Özel Atık Depolama Yerinin İşletilmesi

Deponinin işletilmesi sırasında dikkat edilecek hususları şöyle sıralayabiliriz:


  İşletme sahibi suların canlı sağlığını ve havayı, toprağı tehdit edip kirletmeme­lid­ir. Sızıntı su, koku kirlenmesi olmamalıdır. Önlemleri alınmalı arıtılmalıdır. Biyolojik çamurlarda koku gidermek için 100 kg/ton yaklaşık ölçütü ile kireç verilmektedir. Ağaçlandırma sonucunda da kısmen koku giderilmesi sözkonusudur. Deponilerde çöp yakılmasına izin verilmezse o zaman kokuya da meydan verilmez.

Sinterleşmiş galvaniz çamurları (0.002 0.02 mm dane boyutu var) kuruyunca toz emisyonlarına neden olmaktadır. Zımpara silme bileme gibi işlemlerin tozları depolandığında aynı şekilde toz sorununa neden olabilmektedir. Toz emisyonları sürekli olarak toz ölçüm cihazları ile ölçülmelidir.

  Yeterli yangın önleme tedbirleri alınmalıdır:

. Örneğin asitli reçinelerle alkali maddeler birlikte karıştırılam­azlar depolanamaz­lar yoksa yangına sebebiyet verilir. Deponi de çalışanlar yangın söndürmü uygulamaları yapıp, hazırlıklı olmayı öğrenmelidirler. Yeterli miktarda yangın söndürücü ve yanmayan örtüleme maddeleri hazır bulunmalıdır.

 Deponide mutlaka

. Terazi kantar

. Laboratuvar

. WC duş, oturma odası, giyim odası v.s bulunmalıdır.

. Garaj

. Tamir ve bakım evi



  Önemli alt ve üst yapı ihtiyaçları sağlanmalıdır. (Su, ceryan, telefon, telsiz, saniter hususlar sıhhı tesisat)

  Açık bulunduğu sürece işletmenin başında konunun uzmanı bulunmaktadır. Artık kabul ve bertaraf işlemleri yasalara kurallara uygun olsun.


  Bir kaza olması halinde ne yapılması gerektiği konusunda çalışanlar eğitilmelidir.
  Artıkların miktarları ve türü yazılı olarak kağıda geçer.
Artıkların deponiye kabülü bir plan çerçevesinde olur.
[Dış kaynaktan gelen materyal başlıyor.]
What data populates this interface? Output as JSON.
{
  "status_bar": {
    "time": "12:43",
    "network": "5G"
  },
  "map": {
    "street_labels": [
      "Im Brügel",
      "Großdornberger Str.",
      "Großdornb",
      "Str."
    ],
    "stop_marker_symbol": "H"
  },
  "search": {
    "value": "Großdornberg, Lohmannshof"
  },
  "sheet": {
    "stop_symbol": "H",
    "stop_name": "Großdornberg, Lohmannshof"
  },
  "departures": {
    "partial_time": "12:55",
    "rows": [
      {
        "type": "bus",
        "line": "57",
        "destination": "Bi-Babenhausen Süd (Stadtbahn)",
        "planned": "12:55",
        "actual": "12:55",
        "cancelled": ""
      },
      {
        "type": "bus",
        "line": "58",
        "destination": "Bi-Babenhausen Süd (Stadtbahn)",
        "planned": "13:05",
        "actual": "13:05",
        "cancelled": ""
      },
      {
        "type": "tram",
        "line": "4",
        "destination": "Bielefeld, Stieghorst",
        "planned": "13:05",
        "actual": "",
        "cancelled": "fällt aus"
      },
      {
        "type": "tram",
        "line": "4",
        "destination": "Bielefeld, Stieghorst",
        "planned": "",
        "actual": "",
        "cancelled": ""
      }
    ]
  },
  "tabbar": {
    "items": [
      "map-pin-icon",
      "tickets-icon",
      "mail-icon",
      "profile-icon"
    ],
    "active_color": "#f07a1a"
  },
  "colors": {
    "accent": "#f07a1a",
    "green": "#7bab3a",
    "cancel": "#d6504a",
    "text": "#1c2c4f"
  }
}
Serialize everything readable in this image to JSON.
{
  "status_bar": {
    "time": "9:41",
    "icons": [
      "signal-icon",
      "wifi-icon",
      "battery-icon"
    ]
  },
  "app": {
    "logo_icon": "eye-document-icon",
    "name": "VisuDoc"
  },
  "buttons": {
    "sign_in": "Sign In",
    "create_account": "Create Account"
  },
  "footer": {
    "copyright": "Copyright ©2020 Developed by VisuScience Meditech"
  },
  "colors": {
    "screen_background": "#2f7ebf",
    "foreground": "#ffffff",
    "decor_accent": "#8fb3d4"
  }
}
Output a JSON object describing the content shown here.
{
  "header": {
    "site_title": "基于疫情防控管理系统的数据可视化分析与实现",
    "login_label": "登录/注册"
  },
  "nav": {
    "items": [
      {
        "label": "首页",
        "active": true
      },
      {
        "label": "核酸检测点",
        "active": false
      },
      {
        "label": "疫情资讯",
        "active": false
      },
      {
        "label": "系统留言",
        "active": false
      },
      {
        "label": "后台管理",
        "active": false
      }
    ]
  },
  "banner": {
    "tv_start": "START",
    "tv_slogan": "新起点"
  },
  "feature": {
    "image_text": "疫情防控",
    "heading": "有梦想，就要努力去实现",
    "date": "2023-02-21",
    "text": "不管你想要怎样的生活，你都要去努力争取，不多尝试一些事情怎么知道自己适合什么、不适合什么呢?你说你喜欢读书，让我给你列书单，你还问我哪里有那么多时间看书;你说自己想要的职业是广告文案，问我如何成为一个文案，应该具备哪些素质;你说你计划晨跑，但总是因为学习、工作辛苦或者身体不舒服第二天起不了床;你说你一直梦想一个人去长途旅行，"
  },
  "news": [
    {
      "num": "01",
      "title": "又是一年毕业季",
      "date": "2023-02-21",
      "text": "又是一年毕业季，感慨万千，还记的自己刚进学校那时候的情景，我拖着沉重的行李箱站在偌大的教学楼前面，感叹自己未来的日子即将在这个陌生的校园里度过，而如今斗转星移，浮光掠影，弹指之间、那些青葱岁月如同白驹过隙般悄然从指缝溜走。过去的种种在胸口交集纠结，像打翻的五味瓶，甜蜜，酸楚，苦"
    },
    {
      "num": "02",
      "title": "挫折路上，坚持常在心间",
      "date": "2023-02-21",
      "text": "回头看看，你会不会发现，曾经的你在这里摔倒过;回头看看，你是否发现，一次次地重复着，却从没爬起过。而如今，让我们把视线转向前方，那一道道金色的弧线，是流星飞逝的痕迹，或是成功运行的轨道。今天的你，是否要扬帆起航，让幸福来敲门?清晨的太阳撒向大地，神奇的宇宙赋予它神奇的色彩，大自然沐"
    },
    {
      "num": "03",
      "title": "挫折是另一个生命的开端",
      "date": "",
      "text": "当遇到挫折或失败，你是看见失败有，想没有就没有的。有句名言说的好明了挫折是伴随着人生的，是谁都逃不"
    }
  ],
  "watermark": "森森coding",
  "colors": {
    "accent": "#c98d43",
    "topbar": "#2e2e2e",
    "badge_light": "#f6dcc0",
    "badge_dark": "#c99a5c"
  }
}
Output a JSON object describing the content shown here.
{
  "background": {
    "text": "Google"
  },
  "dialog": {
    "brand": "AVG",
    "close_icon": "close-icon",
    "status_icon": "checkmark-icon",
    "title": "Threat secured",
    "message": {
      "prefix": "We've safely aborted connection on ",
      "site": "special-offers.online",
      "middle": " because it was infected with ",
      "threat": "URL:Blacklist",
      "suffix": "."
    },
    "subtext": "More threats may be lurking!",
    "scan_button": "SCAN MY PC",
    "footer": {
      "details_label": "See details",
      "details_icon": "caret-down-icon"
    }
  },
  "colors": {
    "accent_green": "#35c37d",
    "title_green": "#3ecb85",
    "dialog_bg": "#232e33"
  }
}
Artıklar karışık teslim edilemez.Ayrı ayrı getirilmesi tehlikesiz bir şekilde bertaraf edilmesini sağlamakta­dır.

Karışık artıklar kabul edilmeyebilir, geri çevrilir.

  Burada ancak tehlikesizce depolanabilecek artıklar depolanır. Bunun içinde getirilen özel artıkların ön işlem görmesi gerekir. Bu Ön işlem ÖKAİM'de olabileceği gibi, daha önceden de yaptırılmış olabilir.

  Ön işlem görmüşler de teslim eden araçlarla ÖKAİM'de taşıyan aktaran araçlar arasında bir aktarma istasyonunun yapısının bulunması gerekir. Önişlem görmesi gerekenler işlem tesisine boşaltılır. Ön işlemden sonra da ÖKAİM'in araçları ile

depolanacağı istifleneceği yere götürülür.

  ÖKAİM sahasına ancak işletmecinin müsaadesi ile girilir. Mesai saatlerinde açıktır. 2 m yüksekliğinde tel örgü ile çevrilmiştir ve 6 voltluk ceryan verilmiştir.

  Yolların genişliği sağlamlığı işletmeye gelecek olası araçlara göre hazırlanmalı­dır.

  ÖKAİM'in işletilmesi sırasında can ve mal güvenliğine ekonomik olmasına özen gösterilmelidir. Ekonomik olsun diye can ve mal güvenliği çevre güvenliği kesinkes ihmal edilmemelidir.


Deponiye gelen özel artıklar mutlaka bir plan ve düzen içinde depolanmaktadır. Böylece depolanmış maddenin birbirleri ile reaksiyona girmesi ve patlaması engellenmiş olunur. Tüm artıklar kadastro kurallarına göre depolama yerinde

depolanmaktadır. Koordinat sistemi esas alınarak yerleştirilmesi ve depolanmasi halinde ilerde çıkartılması alınması gerektiğinde daha kolay olur.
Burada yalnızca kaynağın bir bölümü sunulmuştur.